Adult congenital heart disease is a life-long condition that requires appropriate follow-up by experts. Said follow-up is paramount to diagnosing specific and highly variable complications in a timely manner.
The recently published European Society of Cardiology guidelines for the management of congenital heart disease calls for a summary of its most important aspects as “ten commandments,” like we have done with previous guidelines.
- Echocardiography remains the first-line study, but magnetic resonance imaging (and, eventually, computed tomography) may be required to quantify right ventricular volume or right ventricular outflow tract, to quantify pulmonary regurgitation, to evaluate pulmonary veins or arteries, collaterals, etc.
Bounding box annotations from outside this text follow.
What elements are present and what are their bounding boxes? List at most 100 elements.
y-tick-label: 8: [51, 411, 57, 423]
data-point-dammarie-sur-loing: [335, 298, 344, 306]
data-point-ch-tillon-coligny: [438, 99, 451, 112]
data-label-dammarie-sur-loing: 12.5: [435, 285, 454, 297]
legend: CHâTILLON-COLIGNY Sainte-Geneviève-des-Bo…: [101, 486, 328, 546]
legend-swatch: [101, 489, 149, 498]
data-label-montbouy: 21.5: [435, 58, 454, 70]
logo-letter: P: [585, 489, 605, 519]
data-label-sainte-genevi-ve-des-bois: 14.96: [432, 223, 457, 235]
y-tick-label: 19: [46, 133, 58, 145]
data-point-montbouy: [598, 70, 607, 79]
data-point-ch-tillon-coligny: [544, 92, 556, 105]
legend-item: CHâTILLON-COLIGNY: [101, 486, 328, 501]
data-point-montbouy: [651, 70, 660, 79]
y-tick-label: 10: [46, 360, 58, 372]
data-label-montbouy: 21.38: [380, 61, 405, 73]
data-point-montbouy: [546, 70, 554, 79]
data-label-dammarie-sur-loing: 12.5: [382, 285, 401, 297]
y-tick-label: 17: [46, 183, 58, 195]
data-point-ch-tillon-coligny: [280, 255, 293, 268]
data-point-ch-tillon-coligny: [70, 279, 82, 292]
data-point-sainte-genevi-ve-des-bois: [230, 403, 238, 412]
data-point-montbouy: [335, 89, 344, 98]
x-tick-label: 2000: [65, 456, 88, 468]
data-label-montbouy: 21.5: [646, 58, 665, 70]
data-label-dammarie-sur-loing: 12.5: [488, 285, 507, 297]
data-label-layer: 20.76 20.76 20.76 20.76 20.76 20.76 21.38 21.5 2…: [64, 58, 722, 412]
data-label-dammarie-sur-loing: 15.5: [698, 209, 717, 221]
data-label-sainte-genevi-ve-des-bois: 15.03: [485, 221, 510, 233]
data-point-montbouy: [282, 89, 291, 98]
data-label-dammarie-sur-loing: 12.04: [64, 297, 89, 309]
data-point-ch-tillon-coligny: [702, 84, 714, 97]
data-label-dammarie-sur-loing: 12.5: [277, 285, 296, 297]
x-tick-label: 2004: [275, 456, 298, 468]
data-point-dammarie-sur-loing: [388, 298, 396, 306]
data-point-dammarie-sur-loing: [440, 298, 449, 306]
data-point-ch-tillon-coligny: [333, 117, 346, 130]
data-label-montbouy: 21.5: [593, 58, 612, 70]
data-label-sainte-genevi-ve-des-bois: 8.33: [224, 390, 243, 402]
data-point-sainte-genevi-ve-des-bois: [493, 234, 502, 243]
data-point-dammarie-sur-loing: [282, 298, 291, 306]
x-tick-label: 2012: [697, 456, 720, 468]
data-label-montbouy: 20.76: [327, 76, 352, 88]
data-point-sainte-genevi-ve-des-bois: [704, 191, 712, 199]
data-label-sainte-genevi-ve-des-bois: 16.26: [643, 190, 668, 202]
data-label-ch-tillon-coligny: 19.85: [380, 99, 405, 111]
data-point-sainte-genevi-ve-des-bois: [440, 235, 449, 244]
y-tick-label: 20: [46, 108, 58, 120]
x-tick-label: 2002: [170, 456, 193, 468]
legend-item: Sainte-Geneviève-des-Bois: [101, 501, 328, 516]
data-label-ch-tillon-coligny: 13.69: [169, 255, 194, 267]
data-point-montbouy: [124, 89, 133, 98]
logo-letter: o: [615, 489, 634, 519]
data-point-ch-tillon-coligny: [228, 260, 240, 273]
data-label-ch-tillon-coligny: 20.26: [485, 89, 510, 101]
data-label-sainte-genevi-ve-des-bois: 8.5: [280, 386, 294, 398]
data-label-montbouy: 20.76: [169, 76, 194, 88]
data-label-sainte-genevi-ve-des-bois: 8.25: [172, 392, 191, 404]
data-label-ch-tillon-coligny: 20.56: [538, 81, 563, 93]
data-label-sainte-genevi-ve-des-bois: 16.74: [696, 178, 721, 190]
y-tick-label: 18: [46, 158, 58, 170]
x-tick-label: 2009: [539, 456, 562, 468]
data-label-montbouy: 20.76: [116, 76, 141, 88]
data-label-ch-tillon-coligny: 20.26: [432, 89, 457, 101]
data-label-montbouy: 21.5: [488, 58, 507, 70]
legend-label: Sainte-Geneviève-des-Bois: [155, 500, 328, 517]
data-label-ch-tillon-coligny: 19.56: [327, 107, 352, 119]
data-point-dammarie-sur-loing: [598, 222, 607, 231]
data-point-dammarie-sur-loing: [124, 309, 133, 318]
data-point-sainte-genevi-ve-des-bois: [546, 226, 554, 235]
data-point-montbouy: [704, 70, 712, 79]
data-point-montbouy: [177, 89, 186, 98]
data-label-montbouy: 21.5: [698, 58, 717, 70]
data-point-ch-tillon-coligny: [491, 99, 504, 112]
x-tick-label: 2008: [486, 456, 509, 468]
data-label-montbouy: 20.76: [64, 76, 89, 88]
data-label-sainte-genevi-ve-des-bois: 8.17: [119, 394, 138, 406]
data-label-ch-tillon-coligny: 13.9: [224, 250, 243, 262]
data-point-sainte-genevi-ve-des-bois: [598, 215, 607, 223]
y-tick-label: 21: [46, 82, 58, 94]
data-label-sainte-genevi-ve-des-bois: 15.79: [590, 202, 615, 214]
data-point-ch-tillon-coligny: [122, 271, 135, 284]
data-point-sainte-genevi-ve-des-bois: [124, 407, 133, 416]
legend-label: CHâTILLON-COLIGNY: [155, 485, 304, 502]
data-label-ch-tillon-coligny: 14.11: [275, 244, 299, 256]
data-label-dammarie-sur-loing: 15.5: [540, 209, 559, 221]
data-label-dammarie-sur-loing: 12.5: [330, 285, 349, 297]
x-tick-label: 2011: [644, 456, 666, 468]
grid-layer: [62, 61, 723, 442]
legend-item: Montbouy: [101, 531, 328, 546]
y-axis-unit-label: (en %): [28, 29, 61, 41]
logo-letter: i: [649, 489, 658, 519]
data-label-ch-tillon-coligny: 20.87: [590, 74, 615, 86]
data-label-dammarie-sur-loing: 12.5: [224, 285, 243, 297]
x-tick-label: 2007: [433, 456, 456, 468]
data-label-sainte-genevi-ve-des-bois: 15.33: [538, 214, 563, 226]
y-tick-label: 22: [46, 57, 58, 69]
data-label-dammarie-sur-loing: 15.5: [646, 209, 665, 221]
- Cardiopulmonary exercise testing and measurement of neurohormone levels play an important role in the follow-up and the timing of intervention and re-intervention.
- Cardiac catheterization is mandatory in patients with signs of pulmonary hypertension to assess vascular resistance. In other cases, it should be reserved for the resolution of specific problems. The threshold for taking a patient into the cath lab should be low for those who underwent Fontan surgery and experience any problem.
- There is an increasing possibility of treating congenital heart disease by catheterization. Device closure when anatomically suitable is the first choice for atrial septal defect and ductus arteriosus. In ventricular septal defect, it may be an alternative to surgery, particularly in residual defects, defects poorly accessible by surgery, and centrally located muscular defects. Balloon valvuloplasty is the first choice in valvular pulmonary stenosis. When technically feasible, stenting may be a good option in coarctation of the aorta.
- Transcatheter pulmonary valve implantation is the preferred modality when re-intervention is required in patients with no native right ventricular outflow tract (homografts, bioprostheses, etc).
- Arrhythmias (including sudden cardiac death) are one of the most frequent complications and require a multidisciplinary treatment. Indicating catheter ablation, cardioverter defibrillator implantation, or pacemaker implantation should be a team decision.
- Heart failure is the main cause of death. Any issue potentially causing heart failure that can be addressed through catheter intervention or surgery must be identified and, if possible, treated first before initiating conventional heart failure therapy.
- Pulmonary hypertension is an important prognostic factor in patients with congenital heart disease, and it requires particular attention during pregnancy and in any surgical or catheter intervention. We need to conduct a meticulous hemodynamic evaluation so as to distinguish between pre-capillary hypertension (mean pulmonary pressure >20 mmHg, wedge pressure ≤15 mmHg, and pulmonary resistance ≥3 Wood units), isolated post-capillary hypertension (mean pulmonary pressure >20 mmHg, wedge pressure >15 mmHg, and resistance <3 Wood units), and the combination of both.
- Advice should be given on pregnancy risks, including genetic counselling. While most patients can tolerate pregnancy well, in specific cases, it should be discouraged. Pregnancy should be avoided in patients with pulmonary hypertension, severe ventricular dysfunction, New York Heart Association Class III–IV, systemic right ventricles with decreased function, Fontan patients with any complication, and symptomatic mitral stenosis, aortic stenosis, or coarctation.
- Late complications are specific and varied, beyond the wide spectrum of congenital heart disease. This makes us focus on the need for treatment in specialized sites.
Original Title: The ‘Ten Commandments’ in Adult Congenital Heart Disease Guidelines From the 2020 European Society of Cardiology Guidelines for the Management of Adult Congenital Heart disease.
Reference: Eur Heart J. 2020 Oct 27;ehaa702. Online ahead of print doi: 10.1093/eurheartj/ehaa702.